Unnamed: 0,Parish,2017 Letter Grade,2017 Annual DPS,2016 Letter Grade,2016 Annual DPS,2017 Assessment Index\nGrades 3-8*,2017 Dropout Credit Accumulation Index*,2017 Assessment Index\nEnd-of-Course Exams*,2017 Assessment Index\nACT*,Strength of Diploma (Graduation Index) (2015-16 Cohort)*,Cohort Graduation Rate Index \n(Points Earned for Cohort Graduation Rate) \n(2015-16 Cohort)*,Cohort Graduation Rate (Actual Graduation Rate) (2015-16 Cohort)**,2017 Progress Points,2016 Assessment Index\nGrades 3-8*,2016 Dropout Credit Accumulation Index*,2016 Assessment Index\nEnd-of-Course Exams*,2016 Assessment Index\nACT*,Strength of Diploma (Graduation Index) (2014-15 Cohort)*,Cohort Graduation Rate Index \n(Points Earned for Cohort Graduation Rate) \n (2014-15 Cohort)*,Cohort Graduation Rate (Actual Graduation Rate) (2014-15 Cohort)**,2016 Progress Points,Unnamed: 21
0,acadia,B,90.0,B,97.3,78.8,137.4,70.5,90.6,93.4,122.6,86.3,3.3,81.6,139.8,69.6,87.2,89.8,120.2,85.1,10.0,
1,allen,A,103.4,A,104.2,85.9,143.6,77.4,98.2,96.3,127.6,88.8,10.0,88.6,139.8,68.9,93.4,98.9,132.2,91.1,10.0,
2,ascension,A,110.4,A,109.3,92.6,141.8,97.9,99.0,105.9,125.8,87.9,10.0,92.6,140.9,97.1,95.0,101.5,125.4,87.7,10.0,
3,assumption,B,95.0,B,93.3,75.5,143.6,67.9,91.4,90.7,119.6,84.8,10.0,78.0,139.7,68.9,75.9,88.1,111.0,80.5,10.0,
4,avoyelles,C,71.5,C,73.6,53.7,128.6,54.7,95.1,86.6,103.4,76.7,3.1,57.3,123.0,48.3,91.4,75.1,93.2,71.6,6.2,


*This is the tidying that we will do for now.
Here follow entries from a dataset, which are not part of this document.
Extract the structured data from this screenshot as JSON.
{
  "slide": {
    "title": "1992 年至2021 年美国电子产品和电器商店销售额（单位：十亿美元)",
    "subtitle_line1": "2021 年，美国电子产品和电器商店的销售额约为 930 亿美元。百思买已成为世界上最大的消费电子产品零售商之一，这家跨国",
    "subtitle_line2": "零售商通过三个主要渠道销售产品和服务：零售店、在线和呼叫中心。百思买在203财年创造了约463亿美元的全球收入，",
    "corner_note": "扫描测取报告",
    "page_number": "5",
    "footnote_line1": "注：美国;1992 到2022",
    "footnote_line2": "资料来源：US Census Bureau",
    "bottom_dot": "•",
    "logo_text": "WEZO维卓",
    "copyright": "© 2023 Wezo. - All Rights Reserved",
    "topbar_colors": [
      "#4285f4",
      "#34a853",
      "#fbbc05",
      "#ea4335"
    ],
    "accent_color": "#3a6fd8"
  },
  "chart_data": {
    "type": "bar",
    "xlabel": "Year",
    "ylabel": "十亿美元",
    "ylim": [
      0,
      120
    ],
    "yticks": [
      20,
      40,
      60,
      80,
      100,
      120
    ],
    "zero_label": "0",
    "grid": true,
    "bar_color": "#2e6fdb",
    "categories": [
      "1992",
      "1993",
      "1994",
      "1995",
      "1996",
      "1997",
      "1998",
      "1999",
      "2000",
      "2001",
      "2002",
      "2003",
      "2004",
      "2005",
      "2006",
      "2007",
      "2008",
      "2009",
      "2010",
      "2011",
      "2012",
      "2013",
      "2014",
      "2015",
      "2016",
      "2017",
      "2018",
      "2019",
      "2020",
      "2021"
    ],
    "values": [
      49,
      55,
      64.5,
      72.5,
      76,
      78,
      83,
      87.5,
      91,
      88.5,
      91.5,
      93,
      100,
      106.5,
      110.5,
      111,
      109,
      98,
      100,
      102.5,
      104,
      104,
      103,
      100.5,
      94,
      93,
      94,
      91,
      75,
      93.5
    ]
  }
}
As the project progresses, we will make this Dataframe more pandas function friendly.*

___
## Closing Thoughts and Final Goals:
The team is also interested in what relationships the two datasets have with each other, considering they cover different aspects of the same units of observations, those being demographic measurements and performance measurements. Questions such as, “What are the demographics of schools that perform best/worst?” “How do compensation rates compare between well and poorly performing schools?” “How relevant is the pupil/teacher ratio in academic performance?” and “Does school size have any impact on graduation rate or academic performance?” These are the questions the team is most interested in: the ones that relate to both datasets and will require the merging and/or comparing of the two, rather than just looking at each individually. Eventually, the team would like to create a model based on the data from these tables to predict the test scores of districts around the country based on their information from the U.S. Department of Education National Center for Education Statistics Common Code of Data (CCD). This would, of course, requires more datasets to be parsed and tidied – which would be done once our initial exploratory analysis is completed.